Updated: Dec 19, 2020


Welcome back damas y caballeros, now that we've gotten their attention, it's time to move onto the next A:

Authenticity

Once they have given you their attention, it’s up to you to earn more. How do you do that? By giving people what they need and what they want. (These are two very separate things that require very separate approaches.)

What they need is a helpful resource.

Of course you’ve got that in spades already. You're sharing the 10 things they can do to get better in 5 minutes or less each day. You're revealing the 6 best sites they can use to discover ways to live awesomely, frugally in their town. Whatever it is they need, you’ve got it. You have their back from a functional, pragmatic perspective.

But rational, logical appeals do squat when it comes to developing a relationship.

Keep it logical and they'll go nowhere beyond this article.

Now we're getting to what they want.

They want someone they can trust. They want someone who understands them as a human being. They want someone who understands why they need what they need. In other words, someone who sees them.

They want someone who writes in a unique, interesting way. Reward their generously given attention by giving them something they can't see just anywhere. They deserve that. Make it different. Making it interesting.

Make it specific.

Use examples from your own life. There is huge power in this.
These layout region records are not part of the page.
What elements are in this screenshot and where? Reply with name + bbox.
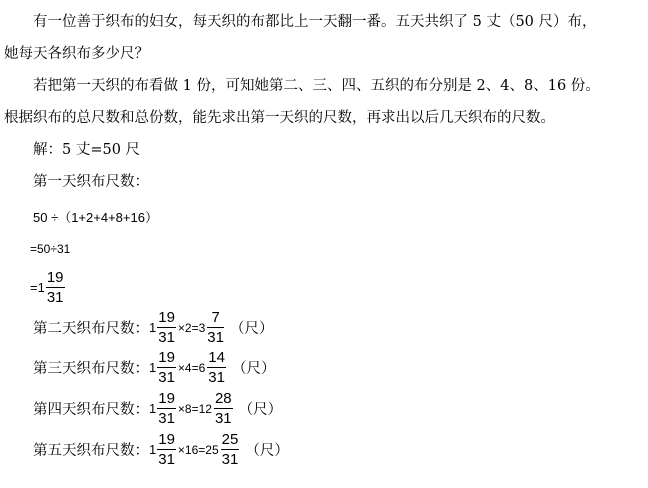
hint-line-1: 若把第一天织的布看做 1 份，可知她第二、三、四、五织的布分别是 2、4、8、16 份。 bbox=[33, 78, 600, 94]
first-day-mixed: 1 $\frac{19}{31}$ bbox=[149, 431, 175, 468]
day-frac: $\frac{25}{31}$ bbox=[221, 431, 239, 468]
day-row-2 bbox=[33, 310, 273, 345]
day-unit: （尺） bbox=[229, 321, 274, 337]
day-op: ×2=3 bbox=[177, 320, 206, 335]
step-1: 50 ÷（1+2+4+8+16） bbox=[33, 210, 158, 225]
day-row-5 bbox=[33, 432, 289, 467]
step-2: =50÷31 bbox=[30, 242, 71, 256]
day-label: 第四天织布尺数： bbox=[33, 402, 149, 418]
day-op: ×4=6 bbox=[177, 360, 206, 375]
day-label: 第三天织布尺数： bbox=[33, 361, 149, 377]
day-unit: （尺） bbox=[238, 402, 283, 418]
day-unit: （尺） bbox=[245, 443, 289, 459]
day-label: 第五天织布尺数： bbox=[33, 443, 149, 459]
hint-line-2: 根据织布的总尺数和总份数，能先求出第一天织的尺数，再求出以后几天织布的尺数。 bbox=[4, 110, 555, 126]
day-op: ×16=25 bbox=[177, 442, 219, 457]
day-row-3 bbox=[33, 350, 275, 385]
day-frac: $\frac{28}{31}$ bbox=[214, 390, 232, 427]
first-day-result: =1 $\frac{19}{31}$ bbox=[30, 269, 64, 306]
first-day-mixed: 1 $\frac{19}{31}$ bbox=[149, 349, 175, 386]
day-label: 第二天织布尺数： bbox=[33, 321, 149, 337]
problem-line-1: 有一位善于织布的妇女，每天织的布都比上一天翻一番。五天共织了 5 丈（50 尺）布， bbox=[33, 14, 597, 30]
day-op: ×8=12 bbox=[177, 401, 212, 416]
step-3 bbox=[30, 270, 65, 305]
day-row-4 bbox=[33, 391, 282, 426]
problem-line-2: 她每天各织布多少尺？ bbox=[4, 46, 149, 62]
first-day-mixed: 1 $\frac{19}{31}$ bbox=[149, 309, 175, 346]
day-unit: （尺） bbox=[231, 361, 276, 377]
solution-intro: 解：5 丈=50 尺 bbox=[33, 142, 141, 158]
day-frac: $\frac{7}{31}$ bbox=[207, 309, 224, 346]
first-day-mixed: 1 $\frac{19}{31}$ bbox=[149, 390, 175, 427]
day-frac: $\frac{14}{31}$ bbox=[208, 349, 225, 386]
day1-label: 第一天织布尺数： bbox=[33, 174, 149, 190]
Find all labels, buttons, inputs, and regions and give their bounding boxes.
  1. It humanizes you. It shows there is a person behind these black and white letters flashing on their screen. It allows them to build a character in their head. It helps create a consistent voice throughout your pieces, so your readers come to know and understand you better. When you become familiar, they know exactly what to expect in one of your pieces. When you're both interesting and reliable (or reliably interesting), you've got the idea. They’ll sign up for your newsletter. They'll gladly gobble up your work. They’ll continue to read. They’ll support, because they want to.

  2. They see that you’ve earned this data; you’re not just a researcher. This data has specific meaning to you. If it truly means something to you, they're much more likely to empathetically assign more meaning to it in their own minds. It's similar to how someone connects with a human with whom they are having a face-to-face conversation.

  3. It’s better for you and the world. It’s better for your long-term career to do this. Facts are a dime a dozen. But a person who can make facts interesting, who can add humor, who can add apt analogies that help educate readers, who can add levity and brighten someone’s day... Not only is that someone who recruits attention and builds readership - forget those small picture goals - that’s someone who makes change.

That is, after all, what you’re trying to do here, right? To make change? Making a living is important, sure, but it becomes a lot easier when it's a secondary objective. It's easier to make a living when your primary goal is to help more people get what they want and what they need. When your fundamental objective is to make positive change in the world. When you're actually meaning to create a better world every day.

Be authentic, and you'll win their hearts as well as their minds.